“Ay, captain, I have drove many a bargain in my time, and sometimes I have been paid in money, and sometimes I have been paid in promises; now the last are what I call pinching food.”

“Name your price.”

“Twenty—no, damn it, it’s worth thirty dollars, if it’s worth a cent!”

“Here, then, is your money: but remember, if you tell me nothing worth knowing, I have a force that can easily deprive you of it again, and punish your insolence in the bargain.”

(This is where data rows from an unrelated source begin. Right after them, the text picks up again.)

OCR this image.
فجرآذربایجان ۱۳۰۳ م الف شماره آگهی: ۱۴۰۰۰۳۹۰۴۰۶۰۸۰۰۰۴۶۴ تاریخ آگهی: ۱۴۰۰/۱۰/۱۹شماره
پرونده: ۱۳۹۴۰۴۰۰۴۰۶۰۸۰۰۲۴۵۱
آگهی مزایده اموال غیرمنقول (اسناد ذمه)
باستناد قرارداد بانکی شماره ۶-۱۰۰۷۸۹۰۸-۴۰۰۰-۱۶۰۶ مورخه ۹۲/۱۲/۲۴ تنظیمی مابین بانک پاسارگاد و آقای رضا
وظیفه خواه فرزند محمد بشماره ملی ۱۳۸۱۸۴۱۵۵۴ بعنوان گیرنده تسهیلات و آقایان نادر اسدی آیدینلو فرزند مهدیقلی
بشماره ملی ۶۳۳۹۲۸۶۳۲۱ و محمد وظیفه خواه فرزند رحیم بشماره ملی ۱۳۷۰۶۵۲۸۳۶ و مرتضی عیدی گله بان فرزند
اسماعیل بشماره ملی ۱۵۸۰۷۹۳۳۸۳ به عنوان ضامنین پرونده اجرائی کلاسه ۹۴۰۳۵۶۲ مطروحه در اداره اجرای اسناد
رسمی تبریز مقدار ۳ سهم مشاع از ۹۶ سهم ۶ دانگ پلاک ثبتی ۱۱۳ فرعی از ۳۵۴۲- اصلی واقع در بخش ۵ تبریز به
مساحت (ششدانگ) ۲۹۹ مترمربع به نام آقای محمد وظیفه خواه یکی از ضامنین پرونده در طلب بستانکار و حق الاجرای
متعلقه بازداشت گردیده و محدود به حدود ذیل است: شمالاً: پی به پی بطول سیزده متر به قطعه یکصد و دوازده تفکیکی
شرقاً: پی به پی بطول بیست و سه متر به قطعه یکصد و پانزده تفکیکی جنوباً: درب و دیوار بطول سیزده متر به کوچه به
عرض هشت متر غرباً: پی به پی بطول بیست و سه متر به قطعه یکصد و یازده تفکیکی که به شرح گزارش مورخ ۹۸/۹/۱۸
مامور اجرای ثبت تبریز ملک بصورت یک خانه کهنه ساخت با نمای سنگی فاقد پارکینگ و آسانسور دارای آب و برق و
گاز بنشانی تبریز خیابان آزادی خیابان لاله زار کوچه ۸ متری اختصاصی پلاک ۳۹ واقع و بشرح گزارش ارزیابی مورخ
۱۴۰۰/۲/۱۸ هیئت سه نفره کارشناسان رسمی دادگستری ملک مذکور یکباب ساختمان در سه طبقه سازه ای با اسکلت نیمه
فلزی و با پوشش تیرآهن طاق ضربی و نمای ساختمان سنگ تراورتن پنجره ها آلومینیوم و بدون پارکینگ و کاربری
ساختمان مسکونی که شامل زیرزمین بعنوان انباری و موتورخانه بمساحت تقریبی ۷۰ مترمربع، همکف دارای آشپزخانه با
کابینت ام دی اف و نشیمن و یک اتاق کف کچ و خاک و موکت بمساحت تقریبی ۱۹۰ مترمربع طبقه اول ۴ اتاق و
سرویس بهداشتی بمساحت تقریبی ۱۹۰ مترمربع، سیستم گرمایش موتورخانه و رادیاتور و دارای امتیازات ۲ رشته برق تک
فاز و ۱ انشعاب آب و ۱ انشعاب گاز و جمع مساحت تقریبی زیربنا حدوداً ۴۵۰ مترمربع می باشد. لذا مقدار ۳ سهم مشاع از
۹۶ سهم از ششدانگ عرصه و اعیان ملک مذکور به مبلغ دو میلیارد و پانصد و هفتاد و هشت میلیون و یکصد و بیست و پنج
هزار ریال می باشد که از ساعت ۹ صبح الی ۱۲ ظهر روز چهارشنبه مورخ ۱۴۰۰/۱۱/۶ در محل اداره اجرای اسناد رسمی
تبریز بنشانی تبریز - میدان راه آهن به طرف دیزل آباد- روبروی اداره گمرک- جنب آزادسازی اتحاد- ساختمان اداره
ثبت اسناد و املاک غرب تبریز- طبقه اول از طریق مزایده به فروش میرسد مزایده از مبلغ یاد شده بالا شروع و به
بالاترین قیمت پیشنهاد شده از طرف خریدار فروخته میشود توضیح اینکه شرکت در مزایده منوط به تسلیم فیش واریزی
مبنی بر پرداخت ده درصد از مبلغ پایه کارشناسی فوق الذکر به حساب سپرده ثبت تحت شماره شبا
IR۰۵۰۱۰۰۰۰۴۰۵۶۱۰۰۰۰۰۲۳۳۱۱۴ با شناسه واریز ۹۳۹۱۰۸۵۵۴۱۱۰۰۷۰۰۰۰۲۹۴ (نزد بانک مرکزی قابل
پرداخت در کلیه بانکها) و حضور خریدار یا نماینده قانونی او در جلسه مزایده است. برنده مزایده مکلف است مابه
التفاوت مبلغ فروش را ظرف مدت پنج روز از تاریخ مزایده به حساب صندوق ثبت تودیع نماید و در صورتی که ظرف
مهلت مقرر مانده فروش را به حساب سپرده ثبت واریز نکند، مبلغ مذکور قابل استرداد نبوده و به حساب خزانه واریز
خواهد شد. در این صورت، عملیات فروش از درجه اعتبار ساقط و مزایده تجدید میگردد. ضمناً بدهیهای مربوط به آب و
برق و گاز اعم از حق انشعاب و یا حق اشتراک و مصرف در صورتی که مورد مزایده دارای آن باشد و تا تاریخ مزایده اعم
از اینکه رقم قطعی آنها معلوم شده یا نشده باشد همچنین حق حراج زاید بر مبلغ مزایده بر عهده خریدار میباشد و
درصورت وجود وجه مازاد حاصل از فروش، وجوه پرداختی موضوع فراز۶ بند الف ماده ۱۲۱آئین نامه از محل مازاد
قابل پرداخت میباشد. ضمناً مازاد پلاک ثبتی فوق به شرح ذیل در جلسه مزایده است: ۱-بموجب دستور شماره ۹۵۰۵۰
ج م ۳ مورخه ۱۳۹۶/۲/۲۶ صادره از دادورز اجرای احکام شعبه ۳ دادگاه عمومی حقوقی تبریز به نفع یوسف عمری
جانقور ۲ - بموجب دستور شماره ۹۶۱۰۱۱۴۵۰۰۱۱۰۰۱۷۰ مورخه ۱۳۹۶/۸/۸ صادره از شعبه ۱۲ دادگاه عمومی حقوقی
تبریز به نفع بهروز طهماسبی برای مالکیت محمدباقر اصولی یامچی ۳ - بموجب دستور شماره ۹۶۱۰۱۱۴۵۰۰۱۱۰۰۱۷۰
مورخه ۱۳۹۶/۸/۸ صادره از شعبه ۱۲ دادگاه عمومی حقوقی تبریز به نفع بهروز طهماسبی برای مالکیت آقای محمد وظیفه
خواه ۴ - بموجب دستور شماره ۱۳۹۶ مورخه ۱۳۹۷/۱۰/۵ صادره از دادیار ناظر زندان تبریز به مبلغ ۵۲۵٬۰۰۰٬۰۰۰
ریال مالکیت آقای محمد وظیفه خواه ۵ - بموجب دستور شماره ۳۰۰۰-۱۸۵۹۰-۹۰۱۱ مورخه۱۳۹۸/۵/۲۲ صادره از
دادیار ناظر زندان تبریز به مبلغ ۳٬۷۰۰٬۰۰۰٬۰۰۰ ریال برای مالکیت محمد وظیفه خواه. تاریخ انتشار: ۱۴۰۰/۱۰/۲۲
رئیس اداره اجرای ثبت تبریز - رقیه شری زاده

The fellow examined the bank-bills he received, with a jealous eye, and then pocketed them, apparently well satisfied of their being genuine.

“I like a northern note,” he said very coolly; “they have a character to lose like myself. No fear of me, captain; I am a man of honour, and I shall not tell you a word more, nor a word less than I know of my own knowledge to be true.”

“Proceed then without further delay, or I may repent, and order you to be deprived of all your gains; the silver as well as the notes.”

“Honour, if you die for it!” returned the miscreant, holding up a hand in affected horror at so treacherous a threat. “Well, captain, you must know that gentlemen don’t all live by the same calling; some keep what they’ve got, and some get what they can.”

“You have been a thief.”

“I scorn the word. I have been a humanity hunter. Do you know what that means? Ay, it has many interpretations. Some people think the woolly-heads are miserable, working on hot plantations under a broiling sun—and all such sorts of inconveniences. Well, captain, I have been, in my time, a man who has been willing to give them the pleasures of variety, at least, by changing the scene for them. You understand me?”